THE presidential ‘ambush’ that dissolved the Pakistan Medical and Dental Council through an ordinance on Sunday and replaced it with the Pakistan Medical Commission, is baffling to say the least. Even if the intention was honest — the prime minister’s special assistant on health has claimed that the change has been made to modernise the country’s medical education regime — the route taken by the government to bypass the elected parliament on the issue has made the entire exercise controversial.
The government had failed to push through the Senate a similar law — the PMDC Ordinance 2019 — to deal with issues related to medical colleges, attached hospitals and health professionals earlier this year because of stern resistance from the opposition parties enjoying a majority in the upper house. But it would have been much better for the government to have made a serious attempt to take the opposition parties into confidence on its proposals, instead of choosing the less-favoured path of resorting to presidential ordinances. Let alone talking to the opposition parties, the writers of the new law did not even consult the management of the public medical institutions, bodies representing doctors and other stakeholders before unilaterally and secretly implementing the decision. The haste shown by the government in bringing in the ordinance without wider consultation gives credence to the allegations that the step had been taken in connivance with the management of the private medical institutions and to please their politically influential owners.

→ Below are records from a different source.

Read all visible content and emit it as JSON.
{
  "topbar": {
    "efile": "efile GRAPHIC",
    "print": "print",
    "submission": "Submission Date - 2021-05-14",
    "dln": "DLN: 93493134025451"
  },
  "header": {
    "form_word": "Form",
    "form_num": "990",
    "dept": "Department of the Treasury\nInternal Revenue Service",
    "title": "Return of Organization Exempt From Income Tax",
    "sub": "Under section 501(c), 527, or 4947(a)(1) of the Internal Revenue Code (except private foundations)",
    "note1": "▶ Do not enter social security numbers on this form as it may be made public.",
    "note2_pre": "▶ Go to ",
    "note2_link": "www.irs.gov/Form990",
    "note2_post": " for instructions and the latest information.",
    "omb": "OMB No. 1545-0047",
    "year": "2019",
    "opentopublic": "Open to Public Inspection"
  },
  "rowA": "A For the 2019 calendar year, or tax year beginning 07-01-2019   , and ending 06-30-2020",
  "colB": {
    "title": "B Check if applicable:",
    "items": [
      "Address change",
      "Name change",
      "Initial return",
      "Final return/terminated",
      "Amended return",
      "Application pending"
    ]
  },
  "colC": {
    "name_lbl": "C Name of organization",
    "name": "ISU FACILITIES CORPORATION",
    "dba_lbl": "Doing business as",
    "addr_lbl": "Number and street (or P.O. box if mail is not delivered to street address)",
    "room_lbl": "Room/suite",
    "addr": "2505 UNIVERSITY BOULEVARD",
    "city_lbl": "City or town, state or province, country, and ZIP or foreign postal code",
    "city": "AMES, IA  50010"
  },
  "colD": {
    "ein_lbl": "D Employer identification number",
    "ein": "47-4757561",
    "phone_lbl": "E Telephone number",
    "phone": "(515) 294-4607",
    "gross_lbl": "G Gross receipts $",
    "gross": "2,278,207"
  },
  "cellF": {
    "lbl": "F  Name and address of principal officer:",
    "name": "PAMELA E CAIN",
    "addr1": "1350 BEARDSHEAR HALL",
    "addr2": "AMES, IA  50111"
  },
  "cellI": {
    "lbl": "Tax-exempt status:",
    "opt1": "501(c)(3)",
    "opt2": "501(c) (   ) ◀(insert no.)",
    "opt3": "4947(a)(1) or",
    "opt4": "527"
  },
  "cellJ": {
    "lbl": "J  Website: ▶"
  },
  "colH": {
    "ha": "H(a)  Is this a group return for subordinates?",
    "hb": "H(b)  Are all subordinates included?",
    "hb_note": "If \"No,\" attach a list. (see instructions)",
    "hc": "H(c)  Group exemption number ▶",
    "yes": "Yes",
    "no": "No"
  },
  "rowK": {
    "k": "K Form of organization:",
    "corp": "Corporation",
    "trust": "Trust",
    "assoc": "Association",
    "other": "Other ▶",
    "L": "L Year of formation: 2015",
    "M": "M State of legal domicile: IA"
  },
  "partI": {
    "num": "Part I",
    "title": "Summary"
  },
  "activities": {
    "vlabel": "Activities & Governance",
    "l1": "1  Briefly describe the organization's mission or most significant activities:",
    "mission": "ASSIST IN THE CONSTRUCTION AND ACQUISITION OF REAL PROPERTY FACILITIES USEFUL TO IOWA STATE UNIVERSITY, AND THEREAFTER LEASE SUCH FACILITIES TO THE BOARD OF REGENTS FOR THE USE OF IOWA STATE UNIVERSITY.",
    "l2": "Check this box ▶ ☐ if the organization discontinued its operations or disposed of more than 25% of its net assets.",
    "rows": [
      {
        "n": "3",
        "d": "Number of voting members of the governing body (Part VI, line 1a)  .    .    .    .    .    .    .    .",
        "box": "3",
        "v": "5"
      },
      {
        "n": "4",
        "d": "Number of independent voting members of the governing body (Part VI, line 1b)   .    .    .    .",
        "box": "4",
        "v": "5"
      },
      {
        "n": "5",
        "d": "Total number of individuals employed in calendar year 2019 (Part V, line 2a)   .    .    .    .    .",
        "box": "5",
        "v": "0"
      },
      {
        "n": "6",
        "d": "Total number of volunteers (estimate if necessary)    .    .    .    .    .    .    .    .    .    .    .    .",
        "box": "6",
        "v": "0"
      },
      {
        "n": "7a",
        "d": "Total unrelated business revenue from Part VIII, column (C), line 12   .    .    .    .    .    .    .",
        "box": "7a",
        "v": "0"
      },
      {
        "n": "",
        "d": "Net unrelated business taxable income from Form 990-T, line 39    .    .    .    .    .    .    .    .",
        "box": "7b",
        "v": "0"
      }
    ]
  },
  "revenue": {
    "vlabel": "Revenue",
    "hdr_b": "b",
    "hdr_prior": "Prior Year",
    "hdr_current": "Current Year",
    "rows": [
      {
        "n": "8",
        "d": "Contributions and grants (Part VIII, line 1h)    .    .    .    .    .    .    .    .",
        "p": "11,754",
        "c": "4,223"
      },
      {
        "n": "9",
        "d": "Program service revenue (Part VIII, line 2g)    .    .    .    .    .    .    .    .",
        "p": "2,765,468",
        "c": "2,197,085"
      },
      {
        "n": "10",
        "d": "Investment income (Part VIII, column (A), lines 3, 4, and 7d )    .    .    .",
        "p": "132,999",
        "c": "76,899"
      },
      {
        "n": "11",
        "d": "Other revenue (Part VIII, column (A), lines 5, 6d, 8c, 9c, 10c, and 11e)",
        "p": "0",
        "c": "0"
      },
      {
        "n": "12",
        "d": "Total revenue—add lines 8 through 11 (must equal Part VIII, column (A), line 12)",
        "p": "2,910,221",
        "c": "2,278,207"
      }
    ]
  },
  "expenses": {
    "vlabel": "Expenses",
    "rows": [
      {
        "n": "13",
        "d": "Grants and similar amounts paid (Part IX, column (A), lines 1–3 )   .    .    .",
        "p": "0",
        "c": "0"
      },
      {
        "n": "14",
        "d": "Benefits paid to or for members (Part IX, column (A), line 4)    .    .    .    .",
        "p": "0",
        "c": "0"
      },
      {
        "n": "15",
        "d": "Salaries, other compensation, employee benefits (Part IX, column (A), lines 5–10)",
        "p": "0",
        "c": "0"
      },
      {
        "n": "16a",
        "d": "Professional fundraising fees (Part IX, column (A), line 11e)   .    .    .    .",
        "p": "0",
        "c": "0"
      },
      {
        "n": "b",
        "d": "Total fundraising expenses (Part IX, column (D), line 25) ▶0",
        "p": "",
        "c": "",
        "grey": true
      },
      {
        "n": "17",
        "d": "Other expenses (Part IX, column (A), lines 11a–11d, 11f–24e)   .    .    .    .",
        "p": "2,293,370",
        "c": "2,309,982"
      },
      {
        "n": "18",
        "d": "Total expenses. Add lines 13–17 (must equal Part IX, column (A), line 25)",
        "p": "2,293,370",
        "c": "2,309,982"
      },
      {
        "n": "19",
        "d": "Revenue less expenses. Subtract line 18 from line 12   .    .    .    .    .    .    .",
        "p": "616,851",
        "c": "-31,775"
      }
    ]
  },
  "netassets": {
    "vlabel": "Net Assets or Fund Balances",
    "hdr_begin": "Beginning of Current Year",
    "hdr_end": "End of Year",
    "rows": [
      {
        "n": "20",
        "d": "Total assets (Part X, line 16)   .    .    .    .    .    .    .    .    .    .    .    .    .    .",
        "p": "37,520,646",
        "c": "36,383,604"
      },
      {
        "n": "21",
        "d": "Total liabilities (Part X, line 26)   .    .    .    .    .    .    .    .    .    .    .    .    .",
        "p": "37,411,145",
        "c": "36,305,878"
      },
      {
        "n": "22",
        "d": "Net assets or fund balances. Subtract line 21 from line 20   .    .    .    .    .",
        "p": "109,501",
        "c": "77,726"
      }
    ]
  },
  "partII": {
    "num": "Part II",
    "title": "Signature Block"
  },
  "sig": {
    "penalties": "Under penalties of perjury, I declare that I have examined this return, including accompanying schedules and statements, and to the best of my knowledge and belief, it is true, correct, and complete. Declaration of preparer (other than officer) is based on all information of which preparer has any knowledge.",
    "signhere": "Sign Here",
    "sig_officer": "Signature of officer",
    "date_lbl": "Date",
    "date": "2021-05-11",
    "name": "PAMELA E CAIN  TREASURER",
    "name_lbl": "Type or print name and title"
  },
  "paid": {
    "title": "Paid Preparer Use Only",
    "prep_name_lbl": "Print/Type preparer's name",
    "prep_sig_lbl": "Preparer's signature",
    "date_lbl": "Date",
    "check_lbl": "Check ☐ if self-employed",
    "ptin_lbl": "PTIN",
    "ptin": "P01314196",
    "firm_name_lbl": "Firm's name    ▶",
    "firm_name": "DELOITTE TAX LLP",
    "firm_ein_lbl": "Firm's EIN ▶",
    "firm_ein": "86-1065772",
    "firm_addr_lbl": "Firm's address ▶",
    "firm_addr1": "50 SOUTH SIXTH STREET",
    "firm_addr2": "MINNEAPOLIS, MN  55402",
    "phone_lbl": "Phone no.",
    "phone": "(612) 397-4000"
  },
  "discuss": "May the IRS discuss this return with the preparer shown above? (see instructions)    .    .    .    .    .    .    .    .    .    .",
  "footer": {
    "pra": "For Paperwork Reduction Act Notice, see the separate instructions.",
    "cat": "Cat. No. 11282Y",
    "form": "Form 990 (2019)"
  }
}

The PMDC — the statutory regulatory authority responsible for prescribing standards for, and governing, medical education and profession in the country — had for some time been enforcing stricter criteria to regulate the mushrooming of private medical colleges in the country in line with an earlier apex court decision. Some of these colleges were shut down and others were made to stop admitting students who could afford to pay huge sums in donations, even if they were at the bottom of the merit list. In order to mitigate the financial burden on middle-class students, the PMDC had capped the fee for all private institutions. The teaching hospitals attached with these institutions were made to comply with stricter criteria and improve facilities. It is quite obvious that the owners of these colleges did not like the restrictions that would cut into their massive profits and force them to provide better facilities to their students. The new ordinance will allow the private medical institutions much greater autonomy to operate. They will now be free to accept donations from students, charge higher fees, choose a university of their own liking for affiliation, set their own criteria for hiring faculty and what not. True, there had been several complaints against the PMDC and the far-from-ideal manner in which it was being run. But surely, the military-style coup to eliminate it was not warranted in the least.